Chalmers proposes that consciousness might be a fundamental property of the universe, similar to space, time, or mass. He suggests exploring frameworks like panpsychism, the idea that consciousness could be a fundamental feature of matter, or considering that it might require new, yet undiscovered, principles of physics to fully understand it. His perspective challenges strictly reductionist views and invites a broader, interdisciplinary approach to studying consciousness.
Anil Seth
Anil Seth’s essential idea about consciousness centers on the notion that it arises from the brain’s predictive processes, emphasizing a scientific and empirically grounded framework. He views consciousness as a controlled hallucination where the brain actively generates models of the world and the self, refining them based on sensory inputs.
Key Aspects
- Predictive Processing: Seth argues that the brain doesn’t passively receive information from the world; instead, it predicts the causes of sensory signals using prior knowledge. Sensory inputs then serve to update or correct these predictions, creating our perception of reality.

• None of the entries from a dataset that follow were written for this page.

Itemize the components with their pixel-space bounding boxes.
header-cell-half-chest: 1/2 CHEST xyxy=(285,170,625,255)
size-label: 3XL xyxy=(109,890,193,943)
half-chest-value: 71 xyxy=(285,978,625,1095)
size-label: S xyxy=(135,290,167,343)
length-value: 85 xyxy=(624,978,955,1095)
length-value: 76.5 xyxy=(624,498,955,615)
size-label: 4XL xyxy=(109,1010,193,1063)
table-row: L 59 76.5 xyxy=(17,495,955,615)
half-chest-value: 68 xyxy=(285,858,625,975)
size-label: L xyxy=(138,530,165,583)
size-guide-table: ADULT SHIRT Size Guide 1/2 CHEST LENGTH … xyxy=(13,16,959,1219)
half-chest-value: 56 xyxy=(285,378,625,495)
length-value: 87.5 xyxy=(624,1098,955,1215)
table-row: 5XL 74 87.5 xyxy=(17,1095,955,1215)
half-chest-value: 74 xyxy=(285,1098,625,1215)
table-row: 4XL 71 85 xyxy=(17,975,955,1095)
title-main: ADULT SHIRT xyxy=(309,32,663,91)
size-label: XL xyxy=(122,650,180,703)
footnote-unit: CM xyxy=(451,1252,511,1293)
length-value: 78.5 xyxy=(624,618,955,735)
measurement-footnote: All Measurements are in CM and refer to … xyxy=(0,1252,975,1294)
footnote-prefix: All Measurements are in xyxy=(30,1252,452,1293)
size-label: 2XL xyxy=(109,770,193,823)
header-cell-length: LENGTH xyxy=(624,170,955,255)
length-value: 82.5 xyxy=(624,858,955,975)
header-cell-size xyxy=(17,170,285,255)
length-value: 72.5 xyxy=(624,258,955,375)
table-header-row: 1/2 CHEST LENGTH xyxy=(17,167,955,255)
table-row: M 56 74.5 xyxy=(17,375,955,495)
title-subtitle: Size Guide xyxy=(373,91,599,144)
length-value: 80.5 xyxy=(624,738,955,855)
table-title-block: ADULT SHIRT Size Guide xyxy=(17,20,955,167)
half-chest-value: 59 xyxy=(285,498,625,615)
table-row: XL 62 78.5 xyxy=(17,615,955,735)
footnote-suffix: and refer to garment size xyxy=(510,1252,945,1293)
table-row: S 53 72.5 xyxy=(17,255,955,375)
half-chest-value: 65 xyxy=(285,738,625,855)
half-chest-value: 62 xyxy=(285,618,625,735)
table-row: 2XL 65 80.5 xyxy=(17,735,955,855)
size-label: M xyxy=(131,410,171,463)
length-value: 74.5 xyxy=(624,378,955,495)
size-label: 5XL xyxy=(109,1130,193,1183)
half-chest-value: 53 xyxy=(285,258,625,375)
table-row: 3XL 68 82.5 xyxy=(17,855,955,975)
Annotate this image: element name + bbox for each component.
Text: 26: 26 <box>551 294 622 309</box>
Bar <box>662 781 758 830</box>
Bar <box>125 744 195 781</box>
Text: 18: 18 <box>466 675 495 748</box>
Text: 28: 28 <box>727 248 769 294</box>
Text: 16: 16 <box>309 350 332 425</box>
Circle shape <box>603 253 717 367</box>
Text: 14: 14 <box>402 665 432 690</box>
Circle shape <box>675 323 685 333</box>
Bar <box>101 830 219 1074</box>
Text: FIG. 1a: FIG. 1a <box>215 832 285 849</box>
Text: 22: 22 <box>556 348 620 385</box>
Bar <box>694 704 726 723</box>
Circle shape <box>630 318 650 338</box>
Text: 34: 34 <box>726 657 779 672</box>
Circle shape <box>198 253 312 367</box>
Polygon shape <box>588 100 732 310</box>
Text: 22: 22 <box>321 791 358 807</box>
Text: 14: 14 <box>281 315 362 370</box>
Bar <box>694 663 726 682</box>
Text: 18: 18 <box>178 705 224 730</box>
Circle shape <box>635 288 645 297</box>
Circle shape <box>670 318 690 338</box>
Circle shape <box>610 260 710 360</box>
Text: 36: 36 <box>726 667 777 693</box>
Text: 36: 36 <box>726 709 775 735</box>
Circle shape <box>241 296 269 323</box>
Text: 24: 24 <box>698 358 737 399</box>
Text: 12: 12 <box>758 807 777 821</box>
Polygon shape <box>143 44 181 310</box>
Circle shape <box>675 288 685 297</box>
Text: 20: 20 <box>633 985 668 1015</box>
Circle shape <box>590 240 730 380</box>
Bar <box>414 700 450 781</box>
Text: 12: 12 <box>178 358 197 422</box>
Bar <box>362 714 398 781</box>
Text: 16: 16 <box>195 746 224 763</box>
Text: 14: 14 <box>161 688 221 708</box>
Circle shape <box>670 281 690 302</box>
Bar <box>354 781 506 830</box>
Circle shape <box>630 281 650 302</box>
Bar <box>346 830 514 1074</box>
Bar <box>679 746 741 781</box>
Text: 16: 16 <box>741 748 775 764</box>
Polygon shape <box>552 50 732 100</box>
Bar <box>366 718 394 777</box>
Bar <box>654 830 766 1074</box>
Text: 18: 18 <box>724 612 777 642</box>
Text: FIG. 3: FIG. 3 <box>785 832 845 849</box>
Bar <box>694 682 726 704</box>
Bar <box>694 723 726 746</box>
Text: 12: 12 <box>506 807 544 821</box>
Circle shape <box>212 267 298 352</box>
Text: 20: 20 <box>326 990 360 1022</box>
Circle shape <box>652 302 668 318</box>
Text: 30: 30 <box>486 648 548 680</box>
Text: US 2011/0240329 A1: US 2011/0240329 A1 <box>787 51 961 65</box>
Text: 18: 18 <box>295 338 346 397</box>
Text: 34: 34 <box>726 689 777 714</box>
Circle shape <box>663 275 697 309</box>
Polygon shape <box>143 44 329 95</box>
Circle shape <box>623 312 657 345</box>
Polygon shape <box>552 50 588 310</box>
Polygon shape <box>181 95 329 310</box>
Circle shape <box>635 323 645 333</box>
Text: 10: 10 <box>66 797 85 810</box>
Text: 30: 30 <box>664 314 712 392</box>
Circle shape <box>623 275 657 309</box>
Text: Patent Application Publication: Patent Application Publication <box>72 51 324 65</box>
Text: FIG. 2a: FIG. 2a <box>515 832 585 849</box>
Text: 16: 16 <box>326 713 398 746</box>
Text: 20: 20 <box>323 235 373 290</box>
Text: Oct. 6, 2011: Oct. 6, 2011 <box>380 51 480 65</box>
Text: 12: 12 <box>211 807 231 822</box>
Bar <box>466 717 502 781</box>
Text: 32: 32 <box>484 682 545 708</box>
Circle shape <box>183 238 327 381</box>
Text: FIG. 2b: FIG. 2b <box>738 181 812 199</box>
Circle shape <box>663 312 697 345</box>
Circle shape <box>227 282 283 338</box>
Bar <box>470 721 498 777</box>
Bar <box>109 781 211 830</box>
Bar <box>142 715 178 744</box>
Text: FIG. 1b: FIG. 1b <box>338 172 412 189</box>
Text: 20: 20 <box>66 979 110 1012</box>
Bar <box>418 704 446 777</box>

- Perception as a Hallucination: He suggests that perception is akin to a “hallucination controlled by the external world.” When predictions align well with sensory data, we experience a stable sense of reality. When they don’t, errors occur, leading to phenomena like optical illusions or altered states of perception.
- Self and the Body: Seth emphasizes that our sense of self is deeply rooted in bodily processes. For example, interoception (the brain’s perception of internal bodily states) plays a crucial role in shaping the subjective experience of being “you.”
- Consciousness as Multi-Dimensional: Rather than seeing consciousness as a single phenomenon, Seth breaks it into multiple dimensions, including the level of arousal (awake vs. asleep) and the content of experience (what we are aware of).
Anil Seth’s approach is grounded in neuroscience and cognitive science. It offers a framework that connects subjective experience with measurable brain processes. This makes consciousness more approachable for scientific investigation while emphasizing its deeply personal, constructed nature.